LibraryThing member readyreader
Well, I feel compelled to write a little something about "The Lives of Beryl Markham" since there are no others, and I do think it has merit. As biographies go, it certainly met the criteria of having lots of dates, names, places, and events of which I found it overwhelming to keep track. But the heart of the book is the personality (or should I say personalities) of Beryl Markhm in her endless quest for something...fame, fortune, achievement, value in other's eyes, but I don't think it was ever love. Her insatiable sexual appetitie and always finding the "grass greener on the other side of the fence" when it came to men lends itself to a narcissistic type of personality that can never be satisfied. The author's premise throughout the book was that her one great love, Denys Finch Hatton, died tragically before they could fulfil their destiny as a couple. However, I have the feeling that had he lived to attain that goal, she would have tired of him also or vice versa in due course. Even with all her faults, which were many, she achieved much in the area of horse training and aviation, both unusual occupations during her era (perhaps not so much in Kenya at that time) which alone make her an interesting person to study. Her demise, in addition to her scandalous reputation for sexual conquests, was really sealed when it became apparent that she was not the author of "West with the Night" ghost written by her then husband, Raoul Schumacher, and then would never admit it. A common thread throughout the book was that she attracted people (mostly men) likes flies to sugar, even when she treated them shabbily. And this attraction held for the author too. The author traces all of Beryl's behaviors back to her childhood with a mother who abandoned her and a father who had little impact on raising a young girl in the African bush. To me, the cause was not the wildness of the Arican bush but the clash of cultures, the bush and white Kenyan society of the time, that truly guided Beryl's choices throughout her life.… (more)
LibraryThing member Whisper1
Beryl Markham led quite a life, one of hedonism, selfishness, ruthlessness without a thought of how her actions impacted on those in her circle. Today she would be categorized as a sociopath. This is a tale of her life, including her many male conquests.
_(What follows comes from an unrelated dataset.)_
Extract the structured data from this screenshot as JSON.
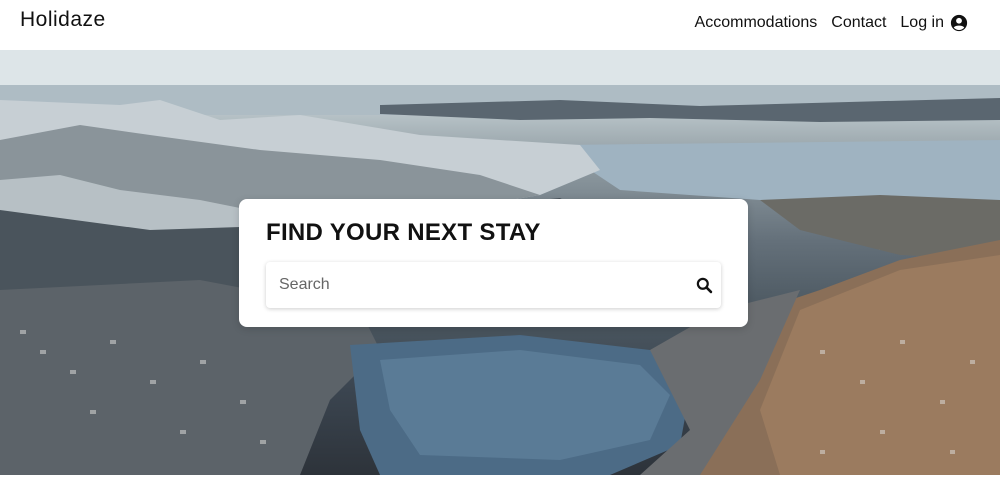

Abandoned in Africa by her mother, from an early age, she was loosely raised by her father. Working with him to train superb race horses, she acquired a reputation of doing men's work.

With little social skills, and a dire lack of education, she was able to use enough people to scratch and fight her way to the top of inner circles. Dennys Finch Hatton, Bjor Blixen, Karen Blixen, aka Isak Dinesen, and Barkley Cole were but a few of those she claimed as "friends."

Basically, to put it crudely, she slept her way through East Africa, drawing men like moths to a dangerous flame, she cared very little for her reputation, or the emotional turmoil she left behind..

She learned to fly a plane, and to her credit, her book West With the Night outlines her major accomplishment of being the first female to travel cross ocean. However, there is doubt that she actually wrote that book, and instead her former husband most likely penned it for her.

I did enjoy the depiction of East Africa and the ruggedness of that continent at the time of the great white hunters. Beryl Markham was indeed an interesting woman. Tall, beautiful and sensual, she deserves credit for her accomplishments.